The Study was designed as Scott’s private sanctum and was the last room to be completed at Abbotsford in 1824.

Sir Walter Scott’s later novels were written in this room, together with his nine-volume biography The Life of Napoleon Buonaparte (1827) and the delightful Tales of a Grandfather (1828-31) – a children’s history of Scotland written for his grandson Johnnie Lockhart.

Though the great Waverley novels were produced in another room of the house, they were written at the desk now occupying this study. The desk was made in 1810 by Gillow of London and is a near-copy of John Morritt’s desk at Rokeby Park in the North Riding of Yorkshire (now County Durham). Scott brought the new desk with him from his previous home at Ashestiel and placed it in the main room of the original farmhouse. From there he moved it to the first study he built at Abbotsford (now the Exhibition Room), before relocating it in this room in 1824. In 1935 two secret drawers were found in the desk, one of which contained more than fifty letters written by Scott to his wife before and after their marriage in 1797.

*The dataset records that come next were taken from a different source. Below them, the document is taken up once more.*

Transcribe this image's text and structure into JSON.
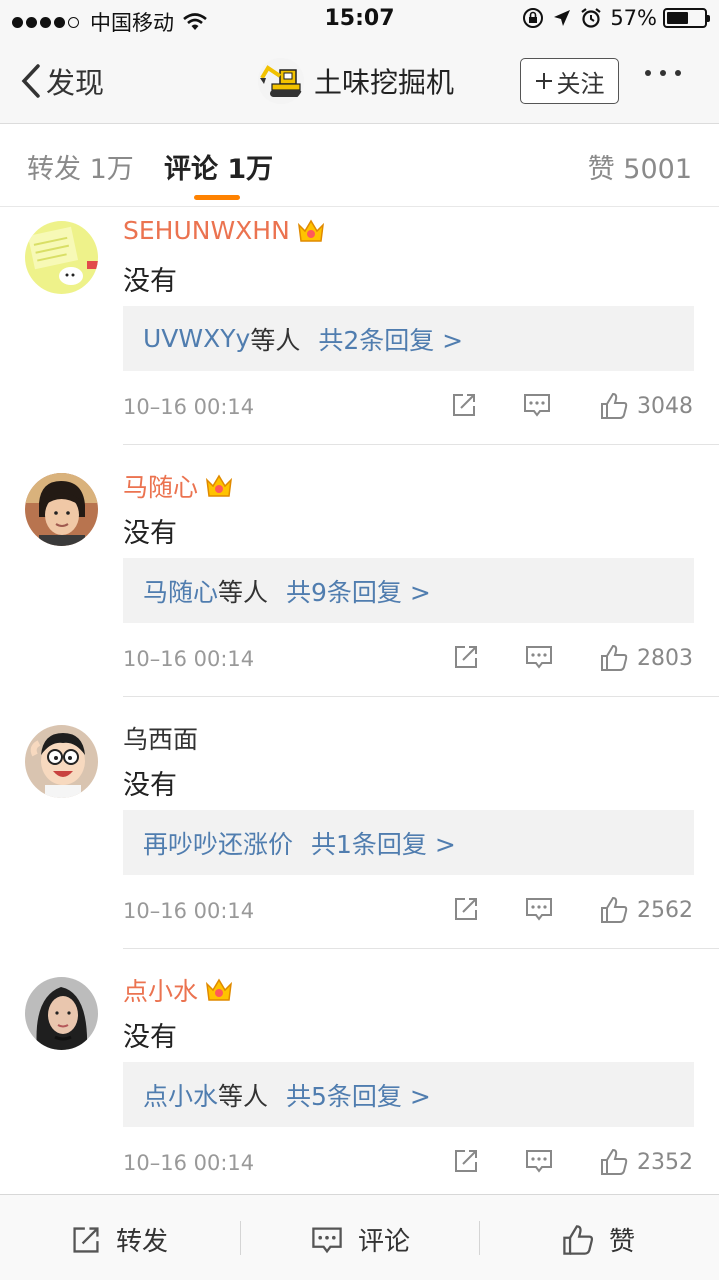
{
  "status_bar": {
    "carrier": "中国移动",
    "time": "15:07",
    "battery_text": "57%",
    "battery_level": 0.57
  },
  "nav": {
    "back_label": "发现",
    "title": "土味挖掘机",
    "follow_label": "关注"
  },
  "tabs": {
    "repost": "转发 1万",
    "comments": "评论 1万",
    "likes": "赞 5001"
  },
  "comments": [
    {
      "name": "SEHUNWXHN",
      "vip": true,
      "text": "没有",
      "reply_users": "UVWXYy",
      "reply_suffix": "等人",
      "reply_count": "共2条回复 >",
      "time": "10–16 00:14",
      "likes": "3048"
    },
    {
      "name": "马随心",
      "vip": true,
      "text": "没有",
      "reply_users": "马随心",
      "reply_suffix": "等人",
      "reply_count": "共9条回复 >",
      "time": "10–16 00:14",
      "likes": "2803"
    },
    {
      "name": "乌西面",
      "vip": false,
      "text": "没有",
      "reply_users": "再吵吵还涨价",
      "reply_suffix": "",
      "reply_count": "共1条回复 >",
      "time": "10–16 00:14",
      "likes": "2562"
    },
    {
      "name": "点小水",
      "vip": true,
      "text": "没有",
      "reply_users": "点小水",
      "reply_suffix": "等人",
      "reply_count": "共5条回复 >",
      "time": "10–16 00:14",
      "likes": "2352"
    }
  ],
  "toolbar": {
    "repost": "转发",
    "comment": "评论",
    "like": "赞"
  },
  "colors": {
    "accent": "#ff8200",
    "vip_name": "#eb7350",
    "link": "#507daf"
  }
}
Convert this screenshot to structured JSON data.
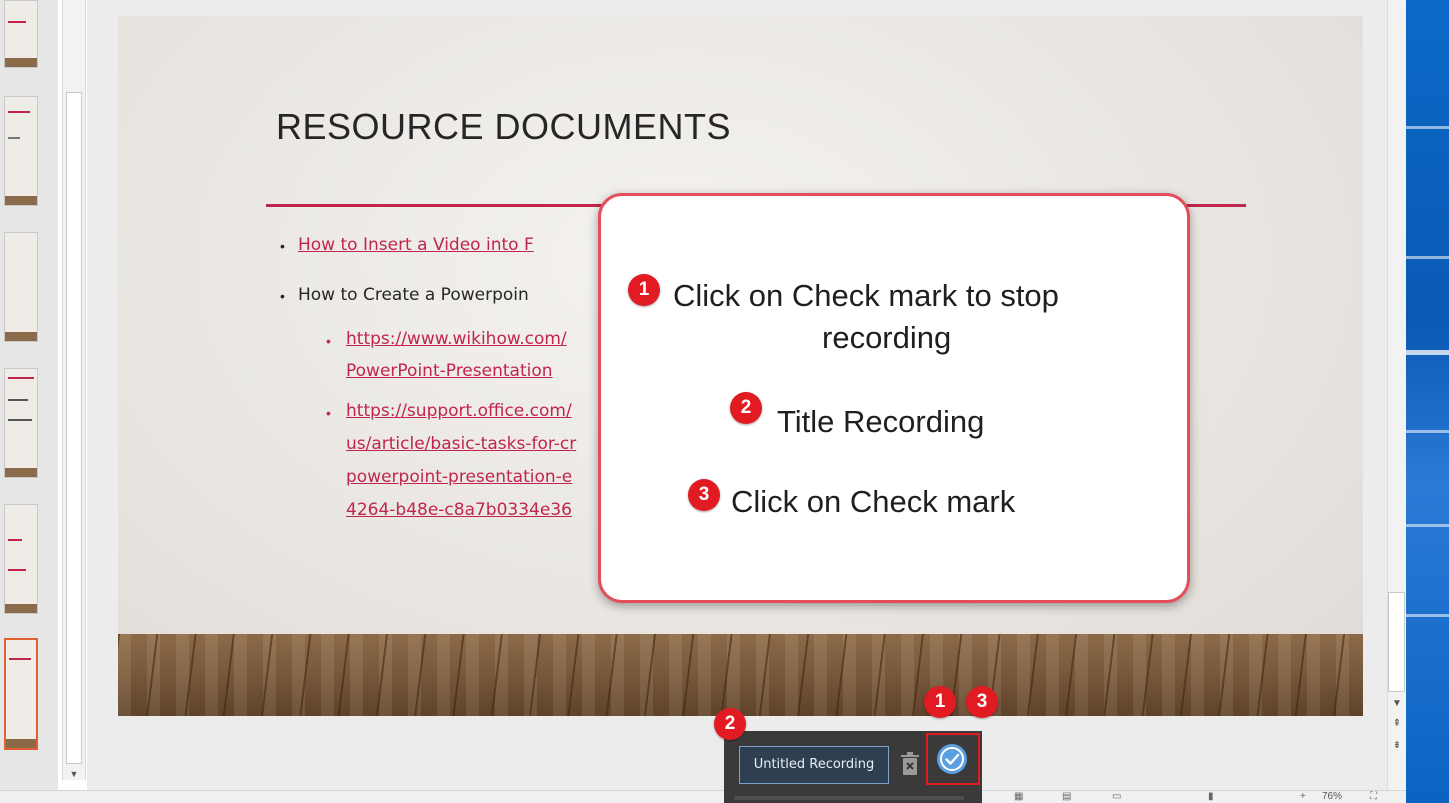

Following the collapse of Scott’s printer and his publisher in the recession of 1826, the study became the scene of his unremitting labours to pay off a debt of £126,000. The bulk of the debt was not properly his, but in an age before the laws of limited liability, his financial stake in Ballantyne’s printing business was such that he felt duty-bound to pay for everything rather than declaring himself bankrupt. Scott had always worked early in the morning before breakfast and then for two more hours before midday. Now he was obliged to write in the afternoons and evenings as well, weekdays and Sundays, dedicating his time and talents ‘to the production of such literary work as may pay off my debts’. The task was monumental and it certainly affected his health. But on he went until the debts were able to be cleared by the sale of some copyrights not long after his death in 1832.